Author: Jale Richard | Published: Thursday, April 23, 2020

President Kiir and his deputies after the swearing in ceremony at the State House on 22 February 20202 | Credit | Ministry ICT & Postal Services

The peace monitoring body has expressed regret for ‘persistent delays’ in the reconstitution of the national parliament, calling on the peace parties to quickly submit their nominees for members of parliament to complete the formation of the unity government.

 

“It is regrettable that delays have persisted in the reconstitution of the national parliament yet the peace deal requires it runs concurrently with the rest of the institutions,” the Reconstituted Joint Monitoring and Evaluation Commission (RJMEC) said in a report submitted to the regional body IGAD.

The incumbent government and opposition groups formed a partial government-consisting of the presidency in February and the cabinet in March, but national parliament and state governments remain to be reconstituted.

According to the peace monitor, the formation of all the remaining institutions of the unity government has stalled due to disagreement by the peace parties to allocate states among themselves.

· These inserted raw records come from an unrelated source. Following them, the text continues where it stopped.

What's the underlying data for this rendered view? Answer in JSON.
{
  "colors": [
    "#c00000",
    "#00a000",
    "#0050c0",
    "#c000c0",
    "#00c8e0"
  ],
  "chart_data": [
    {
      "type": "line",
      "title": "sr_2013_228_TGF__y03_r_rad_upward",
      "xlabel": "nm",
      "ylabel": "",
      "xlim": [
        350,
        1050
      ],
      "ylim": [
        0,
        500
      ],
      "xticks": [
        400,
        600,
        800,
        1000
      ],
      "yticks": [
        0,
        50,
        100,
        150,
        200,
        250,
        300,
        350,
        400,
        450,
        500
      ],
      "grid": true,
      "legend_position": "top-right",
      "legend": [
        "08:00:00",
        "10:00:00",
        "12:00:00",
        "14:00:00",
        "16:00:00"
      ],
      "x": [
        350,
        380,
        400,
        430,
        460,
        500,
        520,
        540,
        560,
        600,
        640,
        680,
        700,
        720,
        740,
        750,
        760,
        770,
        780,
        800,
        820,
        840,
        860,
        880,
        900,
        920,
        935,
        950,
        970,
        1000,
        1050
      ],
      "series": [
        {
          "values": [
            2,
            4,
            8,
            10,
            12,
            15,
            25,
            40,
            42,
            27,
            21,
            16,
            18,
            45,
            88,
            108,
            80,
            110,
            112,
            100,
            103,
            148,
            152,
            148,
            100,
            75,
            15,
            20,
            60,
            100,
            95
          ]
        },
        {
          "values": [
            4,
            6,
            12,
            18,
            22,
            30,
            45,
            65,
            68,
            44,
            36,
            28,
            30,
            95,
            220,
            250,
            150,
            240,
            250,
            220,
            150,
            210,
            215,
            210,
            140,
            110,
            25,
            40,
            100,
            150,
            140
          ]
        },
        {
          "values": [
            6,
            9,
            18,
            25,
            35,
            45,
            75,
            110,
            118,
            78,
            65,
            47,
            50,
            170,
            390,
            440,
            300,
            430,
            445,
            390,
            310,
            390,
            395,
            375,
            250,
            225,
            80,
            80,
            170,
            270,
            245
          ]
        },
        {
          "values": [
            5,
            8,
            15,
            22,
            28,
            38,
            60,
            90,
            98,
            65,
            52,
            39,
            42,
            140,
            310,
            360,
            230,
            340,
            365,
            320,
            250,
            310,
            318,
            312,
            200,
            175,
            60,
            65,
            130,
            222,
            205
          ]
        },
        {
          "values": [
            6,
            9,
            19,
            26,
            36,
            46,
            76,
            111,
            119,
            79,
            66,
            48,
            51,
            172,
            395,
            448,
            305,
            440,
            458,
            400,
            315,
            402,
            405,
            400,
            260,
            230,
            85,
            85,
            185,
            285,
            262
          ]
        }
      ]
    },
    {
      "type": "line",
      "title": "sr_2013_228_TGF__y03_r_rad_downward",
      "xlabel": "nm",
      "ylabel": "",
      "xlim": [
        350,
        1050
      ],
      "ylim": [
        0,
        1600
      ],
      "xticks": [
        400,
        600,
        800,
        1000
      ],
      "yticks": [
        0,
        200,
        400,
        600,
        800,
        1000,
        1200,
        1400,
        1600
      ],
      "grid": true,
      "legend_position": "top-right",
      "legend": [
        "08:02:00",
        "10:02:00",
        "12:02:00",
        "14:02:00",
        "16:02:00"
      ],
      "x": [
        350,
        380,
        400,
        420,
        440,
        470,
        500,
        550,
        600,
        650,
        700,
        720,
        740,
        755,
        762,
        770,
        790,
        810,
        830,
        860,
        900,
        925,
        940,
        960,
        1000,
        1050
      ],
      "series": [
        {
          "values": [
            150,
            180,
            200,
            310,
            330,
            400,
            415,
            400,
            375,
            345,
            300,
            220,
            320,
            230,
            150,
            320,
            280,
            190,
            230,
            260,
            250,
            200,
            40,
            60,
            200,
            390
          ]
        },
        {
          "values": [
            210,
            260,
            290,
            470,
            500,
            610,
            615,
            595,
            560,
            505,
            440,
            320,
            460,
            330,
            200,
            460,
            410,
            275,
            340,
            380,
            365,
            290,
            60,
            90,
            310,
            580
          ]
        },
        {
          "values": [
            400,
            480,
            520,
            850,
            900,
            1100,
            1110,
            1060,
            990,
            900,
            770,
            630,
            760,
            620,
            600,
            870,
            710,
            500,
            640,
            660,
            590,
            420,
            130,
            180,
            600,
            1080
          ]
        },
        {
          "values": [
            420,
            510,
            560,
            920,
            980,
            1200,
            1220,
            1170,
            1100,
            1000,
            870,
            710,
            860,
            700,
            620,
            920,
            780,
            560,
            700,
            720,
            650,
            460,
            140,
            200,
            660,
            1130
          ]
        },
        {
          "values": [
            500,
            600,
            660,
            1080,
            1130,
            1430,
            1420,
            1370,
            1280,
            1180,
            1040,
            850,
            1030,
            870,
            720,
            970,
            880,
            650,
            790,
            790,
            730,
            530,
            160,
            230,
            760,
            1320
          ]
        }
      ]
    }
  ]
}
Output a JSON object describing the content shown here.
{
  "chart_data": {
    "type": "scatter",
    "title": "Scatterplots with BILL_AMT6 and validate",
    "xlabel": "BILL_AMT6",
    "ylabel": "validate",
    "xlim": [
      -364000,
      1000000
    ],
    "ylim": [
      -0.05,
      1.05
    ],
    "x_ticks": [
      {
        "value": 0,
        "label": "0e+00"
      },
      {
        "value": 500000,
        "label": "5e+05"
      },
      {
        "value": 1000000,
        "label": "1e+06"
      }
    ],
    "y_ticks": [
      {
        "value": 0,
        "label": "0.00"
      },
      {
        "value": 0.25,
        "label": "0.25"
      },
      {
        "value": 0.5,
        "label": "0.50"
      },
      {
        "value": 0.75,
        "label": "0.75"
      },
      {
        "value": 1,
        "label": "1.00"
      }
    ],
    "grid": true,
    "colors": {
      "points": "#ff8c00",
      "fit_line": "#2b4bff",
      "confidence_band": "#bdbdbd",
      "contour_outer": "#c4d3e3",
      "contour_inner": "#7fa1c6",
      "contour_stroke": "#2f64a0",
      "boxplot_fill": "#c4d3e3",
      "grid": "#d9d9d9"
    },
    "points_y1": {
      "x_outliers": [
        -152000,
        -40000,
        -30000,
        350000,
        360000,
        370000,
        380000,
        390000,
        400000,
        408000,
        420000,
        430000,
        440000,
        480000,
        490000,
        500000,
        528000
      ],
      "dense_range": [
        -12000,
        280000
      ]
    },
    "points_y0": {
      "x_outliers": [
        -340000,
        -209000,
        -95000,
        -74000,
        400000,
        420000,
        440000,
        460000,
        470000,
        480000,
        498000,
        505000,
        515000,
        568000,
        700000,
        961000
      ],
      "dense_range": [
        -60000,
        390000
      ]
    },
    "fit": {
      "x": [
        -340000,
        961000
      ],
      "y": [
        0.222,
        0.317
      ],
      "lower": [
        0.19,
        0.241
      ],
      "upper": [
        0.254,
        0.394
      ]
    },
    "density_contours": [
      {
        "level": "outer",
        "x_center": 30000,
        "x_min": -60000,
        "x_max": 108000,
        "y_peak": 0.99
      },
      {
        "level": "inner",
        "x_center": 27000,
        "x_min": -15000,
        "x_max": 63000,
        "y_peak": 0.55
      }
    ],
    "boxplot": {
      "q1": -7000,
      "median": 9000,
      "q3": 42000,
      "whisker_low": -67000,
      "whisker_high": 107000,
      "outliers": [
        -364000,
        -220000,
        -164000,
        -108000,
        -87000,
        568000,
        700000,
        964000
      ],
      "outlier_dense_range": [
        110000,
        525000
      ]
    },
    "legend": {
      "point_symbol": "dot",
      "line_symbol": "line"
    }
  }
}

“Failure by the Parties to provide to the National Constitutional Amendment Committee (NCAC ) their nominees to the TNLA has led to an unnecessary delay in the reconstitution of the legislature,” R-JMEC said in its quarterly report for March.

“The Parties should, therefore, act quickly to provide their nominees to the NCAC and make the necessary concessions on the positions at the State and Local Government levels, to enable the formation of the TNL and the remaining structures of the RTGoNU.”

The peace monitor also states that despite the formation of the Presidency and the Cabinet, some reports of violations are a concern to the smooth implementation of the peace agreement.

The violations include changes in the Constitutional Amendment Act No. 6 2020, and ambassadorial and the appointment of the Undersecretary in the Ministry of Petroleum.

It urges that the procedures outlined in the R-ARCSS be closely adhered to in the making of political appointments.

The peace monitor further says the Parties’ nominations were inconsistent with the 35% mandatory provision for women’s appointments to the Council of Ministers.

It urges the peace parties to refrain from accepting into their ranks soldiers who are defecting and changing alliances, saying “this can only undermine implementation of the permanent security arrangements and the momentum of trust and confidence-building.